Moorish kitsch springs up from many corners of the twisted streets of the Barrio Albaycin, the oldest and best preserved Arabic Quarter. Granada gladly plays up the orientalist in every European (and strangely Asians are also drawn to it), and it never becomes more apparent with the wares that the tiny stores hawk at every turn. The Calderia Nueva (below) is its epitome, crammed with Teterias (Tea houses) charged with a Moroccan atmosphere and arabic decor.
But I love it. It must be the cold, cold weather.

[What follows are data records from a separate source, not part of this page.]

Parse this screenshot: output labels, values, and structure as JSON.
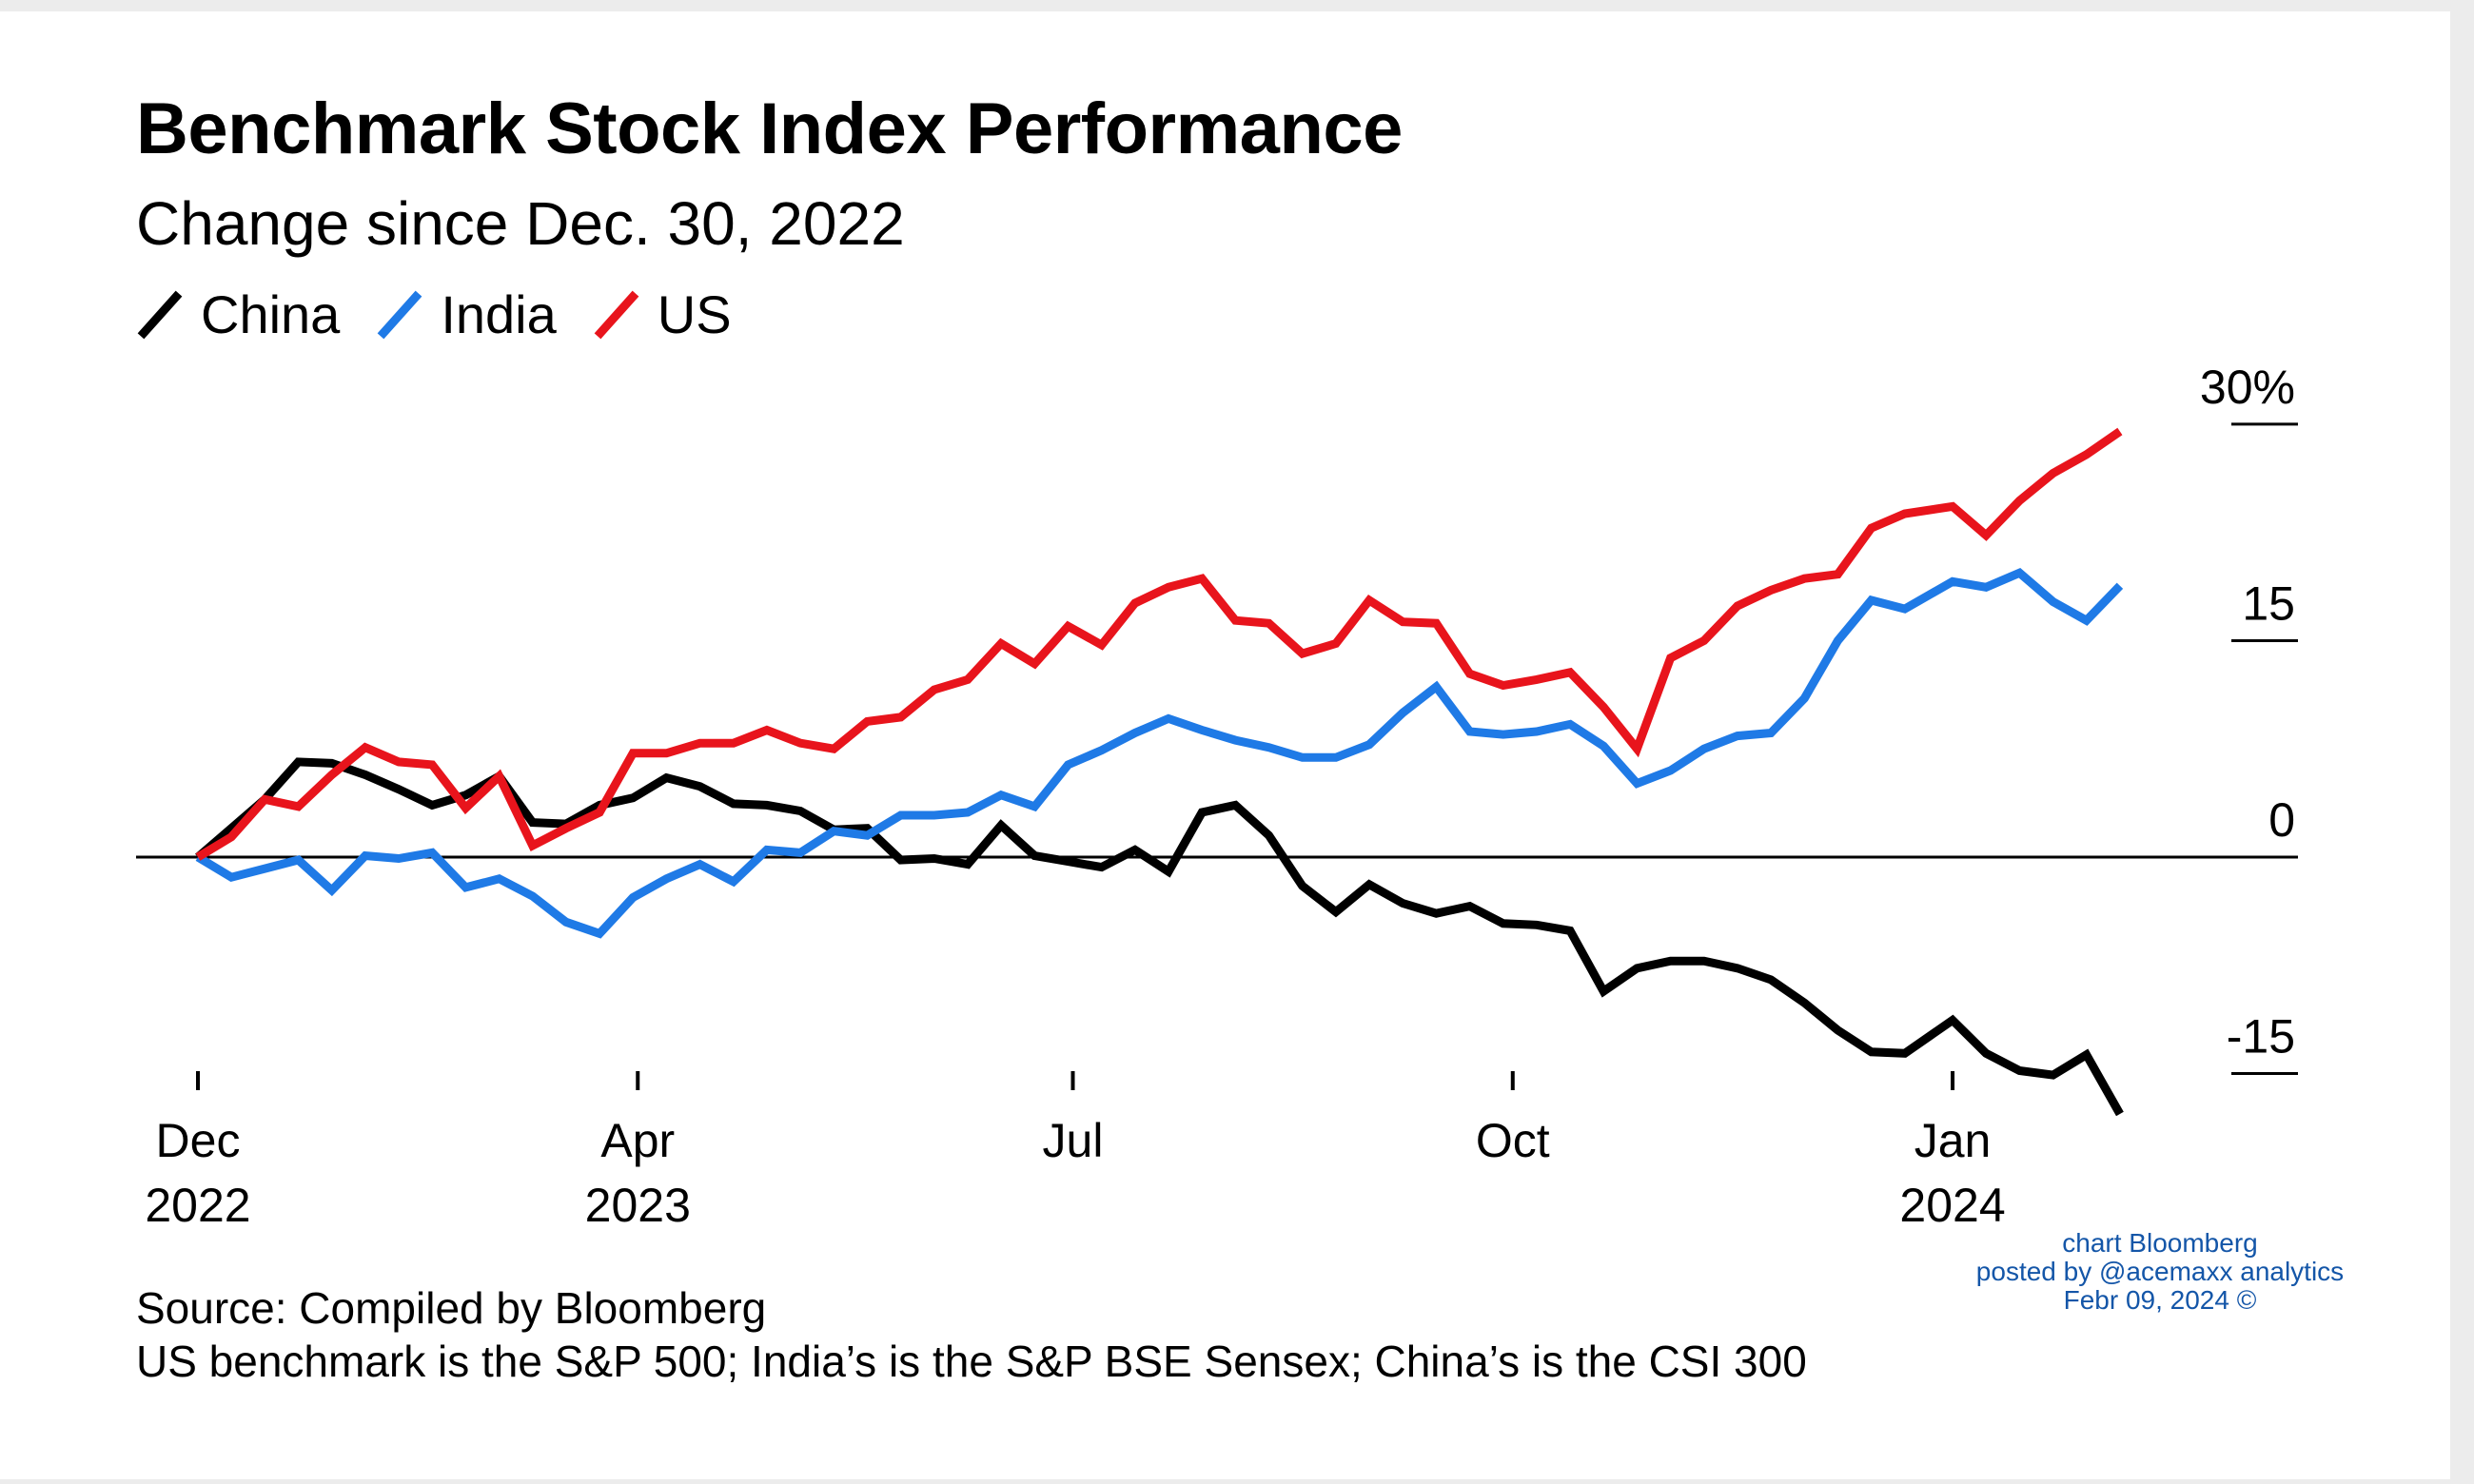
{
  "title": "Benchmark Stock Index Performance",
  "subtitle": "Change since Dec. 30, 2022",
  "legend": [
    {
      "name": "China",
      "color": "#000000"
    },
    {
      "name": "India",
      "color": "#1f7ae6"
    },
    {
      "name": "US",
      "color": "#e8141c"
    }
  ],
  "footer": {
    "source": "Source: Compiled by Bloomberg",
    "note": "US benchmark is the S&P 500; India’s is the S&P BSE Sensex; China’s is the CSI 300"
  },
  "watermark": {
    "line1": "chart Bloomberg",
    "line2": "posted by @acemaxx analytics",
    "line3": "Febr 09, 2024 ©"
  },
  "chart_data": {
    "type": "line",
    "title": "Benchmark Stock Index Performance",
    "subtitle": "Change since Dec. 30, 2022",
    "x_start": "2022-12-30",
    "x_end": "2024-02-09",
    "x_ticks": [
      {
        "date": "2022-12-30",
        "line1": "Dec",
        "line2": "2022"
      },
      {
        "date": "2023-04-01",
        "line1": "Apr",
        "line2": "2023"
      },
      {
        "date": "2023-07-01",
        "line1": "Jul",
        "line2": ""
      },
      {
        "date": "2023-10-01",
        "line1": "Oct",
        "line2": ""
      },
      {
        "date": "2024-01-01",
        "line1": "Jan",
        "line2": "2024"
      }
    ],
    "y_ticks": [
      {
        "value": 30,
        "label": "30%"
      },
      {
        "value": 15,
        "label": "15"
      },
      {
        "value": 0,
        "label": "0"
      },
      {
        "value": -15,
        "label": "-15"
      }
    ],
    "ylim": [
      -17.8,
      30
    ],
    "grid": false,
    "legend_position": "top-left",
    "series": [
      {
        "name": "China",
        "color": "#000000",
        "points": [
          [
            "2022-12-30",
            0
          ],
          [
            "2023-01-06",
            2
          ],
          [
            "2023-01-13",
            4
          ],
          [
            "2023-01-20",
            6.6
          ],
          [
            "2023-01-27",
            6.5
          ],
          [
            "2023-02-03",
            5.7
          ],
          [
            "2023-02-10",
            4.7
          ],
          [
            "2023-02-17",
            3.6
          ],
          [
            "2023-02-24",
            4.3
          ],
          [
            "2023-03-03",
            5.6
          ],
          [
            "2023-03-10",
            2.4
          ],
          [
            "2023-03-17",
            2.3
          ],
          [
            "2023-03-24",
            3.6
          ],
          [
            "2023-03-31",
            4.1
          ],
          [
            "2023-04-07",
            5.5
          ],
          [
            "2023-04-14",
            4.9
          ],
          [
            "2023-04-21",
            3.7
          ],
          [
            "2023-04-28",
            3.6
          ],
          [
            "2023-05-05",
            3.2
          ],
          [
            "2023-05-12",
            1.9
          ],
          [
            "2023-05-19",
            2
          ],
          [
            "2023-05-26",
            -0.2
          ],
          [
            "2023-06-02",
            -0.1
          ],
          [
            "2023-06-09",
            -0.5
          ],
          [
            "2023-06-16",
            2.2
          ],
          [
            "2023-06-23",
            0.1
          ],
          [
            "2023-06-30",
            -0.3
          ],
          [
            "2023-07-07",
            -0.7
          ],
          [
            "2023-07-14",
            0.5
          ],
          [
            "2023-07-21",
            -1
          ],
          [
            "2023-07-28",
            3.1
          ],
          [
            "2023-08-04",
            3.6
          ],
          [
            "2023-08-11",
            1.5
          ],
          [
            "2023-08-18",
            -2
          ],
          [
            "2023-08-25",
            -3.8
          ],
          [
            "2023-09-01",
            -1.9
          ],
          [
            "2023-09-08",
            -3.2
          ],
          [
            "2023-09-15",
            -3.9
          ],
          [
            "2023-09-22",
            -3.4
          ],
          [
            "2023-09-29",
            -4.6
          ],
          [
            "2023-10-06",
            -4.7
          ],
          [
            "2023-10-13",
            -5.1
          ],
          [
            "2023-10-20",
            -9.3
          ],
          [
            "2023-10-27",
            -7.7
          ],
          [
            "2023-11-03",
            -7.2
          ],
          [
            "2023-11-10",
            -7.2
          ],
          [
            "2023-11-17",
            -7.7
          ],
          [
            "2023-11-24",
            -8.5
          ],
          [
            "2023-12-01",
            -10.1
          ],
          [
            "2023-12-08",
            -12
          ],
          [
            "2023-12-15",
            -13.5
          ],
          [
            "2023-12-22",
            -13.6
          ],
          [
            "2024-01-01",
            -11.3
          ],
          [
            "2024-01-08",
            -13.6
          ],
          [
            "2024-01-15",
            -14.8
          ],
          [
            "2024-01-22",
            -15.1
          ],
          [
            "2024-01-29",
            -13.7
          ],
          [
            "2024-02-05",
            -17.8
          ]
        ]
      },
      {
        "name": "India",
        "color": "#1f7ae6",
        "points": [
          [
            "2022-12-30",
            0
          ],
          [
            "2023-01-06",
            -1.4
          ],
          [
            "2023-01-13",
            -0.8
          ],
          [
            "2023-01-20",
            -0.2
          ],
          [
            "2023-01-27",
            -2.3
          ],
          [
            "2023-02-03",
            0.1
          ],
          [
            "2023-02-10",
            -0.1
          ],
          [
            "2023-02-17",
            0.3
          ],
          [
            "2023-02-24",
            -2.1
          ],
          [
            "2023-03-03",
            -1.5
          ],
          [
            "2023-03-10",
            -2.7
          ],
          [
            "2023-03-17",
            -4.5
          ],
          [
            "2023-03-24",
            -5.3
          ],
          [
            "2023-03-31",
            -2.8
          ],
          [
            "2023-04-07",
            -1.5
          ],
          [
            "2023-04-14",
            -0.5
          ],
          [
            "2023-04-21",
            -1.7
          ],
          [
            "2023-04-28",
            0.5
          ],
          [
            "2023-05-05",
            0.3
          ],
          [
            "2023-05-12",
            1.8
          ],
          [
            "2023-05-19",
            1.5
          ],
          [
            "2023-05-26",
            2.9
          ],
          [
            "2023-06-02",
            2.9
          ],
          [
            "2023-06-09",
            3.1
          ],
          [
            "2023-06-16",
            4.3
          ],
          [
            "2023-06-23",
            3.5
          ],
          [
            "2023-06-30",
            6.4
          ],
          [
            "2023-07-07",
            7.4
          ],
          [
            "2023-07-14",
            8.6
          ],
          [
            "2023-07-21",
            9.6
          ],
          [
            "2023-07-28",
            8.8
          ],
          [
            "2023-08-04",
            8.1
          ],
          [
            "2023-08-11",
            7.6
          ],
          [
            "2023-08-18",
            6.9
          ],
          [
            "2023-08-25",
            6.9
          ],
          [
            "2023-09-01",
            7.8
          ],
          [
            "2023-09-08",
            10
          ],
          [
            "2023-09-15",
            11.8
          ],
          [
            "2023-09-22",
            8.7
          ],
          [
            "2023-09-29",
            8.5
          ],
          [
            "2023-10-06",
            8.7
          ],
          [
            "2023-10-13",
            9.2
          ],
          [
            "2023-10-20",
            7.7
          ],
          [
            "2023-10-27",
            5.1
          ],
          [
            "2023-11-03",
            6
          ],
          [
            "2023-11-10",
            7.5
          ],
          [
            "2023-11-17",
            8.4
          ],
          [
            "2023-11-24",
            8.6
          ],
          [
            "2023-12-01",
            11
          ],
          [
            "2023-12-08",
            15
          ],
          [
            "2023-12-15",
            17.8
          ],
          [
            "2023-12-22",
            17.2
          ],
          [
            "2024-01-01",
            19.1
          ],
          [
            "2024-01-08",
            18.7
          ],
          [
            "2024-01-15",
            19.7
          ],
          [
            "2024-01-22",
            17.7
          ],
          [
            "2024-01-29",
            16.4
          ],
          [
            "2024-02-05",
            18.8
          ]
        ]
      },
      {
        "name": "US",
        "color": "#e8141c",
        "points": [
          [
            "2022-12-30",
            0
          ],
          [
            "2023-01-06",
            1.4
          ],
          [
            "2023-01-13",
            4
          ],
          [
            "2023-01-20",
            3.5
          ],
          [
            "2023-01-27",
            5.7
          ],
          [
            "2023-02-03",
            7.6
          ],
          [
            "2023-02-10",
            6.6
          ],
          [
            "2023-02-17",
            6.4
          ],
          [
            "2023-02-24",
            3.4
          ],
          [
            "2023-03-03",
            5.6
          ],
          [
            "2023-03-10",
            0.8
          ],
          [
            "2023-03-17",
            2
          ],
          [
            "2023-03-24",
            3.1
          ],
          [
            "2023-03-31",
            7.2
          ],
          [
            "2023-04-07",
            7.2
          ],
          [
            "2023-04-14",
            7.9
          ],
          [
            "2023-04-21",
            7.9
          ],
          [
            "2023-04-28",
            8.8
          ],
          [
            "2023-05-05",
            7.9
          ],
          [
            "2023-05-12",
            7.5
          ],
          [
            "2023-05-19",
            9.4
          ],
          [
            "2023-05-26",
            9.7
          ],
          [
            "2023-06-02",
            11.6
          ],
          [
            "2023-06-09",
            12.3
          ],
          [
            "2023-06-16",
            14.8
          ],
          [
            "2023-06-23",
            13.4
          ],
          [
            "2023-06-30",
            16
          ],
          [
            "2023-07-07",
            14.7
          ],
          [
            "2023-07-14",
            17.6
          ],
          [
            "2023-07-21",
            18.7
          ],
          [
            "2023-07-28",
            19.3
          ],
          [
            "2023-08-04",
            16.4
          ],
          [
            "2023-08-11",
            16.2
          ],
          [
            "2023-08-18",
            14.1
          ],
          [
            "2023-08-25",
            14.8
          ],
          [
            "2023-09-01",
            17.8
          ],
          [
            "2023-09-08",
            16.3
          ],
          [
            "2023-09-15",
            16.2
          ],
          [
            "2023-09-22",
            12.7
          ],
          [
            "2023-09-29",
            11.9
          ],
          [
            "2023-10-06",
            12.3
          ],
          [
            "2023-10-13",
            12.8
          ],
          [
            "2023-10-20",
            10.4
          ],
          [
            "2023-10-27",
            7.5
          ],
          [
            "2023-11-03",
            13.8
          ],
          [
            "2023-11-10",
            15
          ],
          [
            "2023-11-17",
            17.4
          ],
          [
            "2023-11-24",
            18.5
          ],
          [
            "2023-12-01",
            19.3
          ],
          [
            "2023-12-08",
            19.6
          ],
          [
            "2023-12-15",
            22.8
          ],
          [
            "2023-12-22",
            23.8
          ],
          [
            "2024-01-01",
            24.3
          ],
          [
            "2024-01-08",
            22.3
          ],
          [
            "2024-01-15",
            24.7
          ],
          [
            "2024-01-22",
            26.6
          ],
          [
            "2024-01-29",
            27.9
          ],
          [
            "2024-02-05",
            29.5
          ]
        ]
      }
    ]
  }
}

The Alhambra overwhelmed me with a splendorous interior and its intricate carvings. It is Moorish Spain at its finest, bordered by low lying hills and the Sierra Nevada, built in several stages that testifies of a tentative co-exsistence between the Christian and the Islamic faith. How so, one might ask? For every Islamic carving it seems that the later Christian rulers demanded an Christian symbol to be near it, or rather, a “delicate balance and expression of faiths” as so diplomatically put by the audio guide I carried along.
Yet all those who are flabbergasted at the sheer beauty are mesmerised more by the Islamic craftsmanship. Roughly consisting of the fortress (Alcazaba), the Sultan’s Palace (Nazaries) and the Sultan’s gardens (El Generalife), the entire complex is in itself a self-contained city (medina), and a thorough visit to each of the grounds will take up half a day.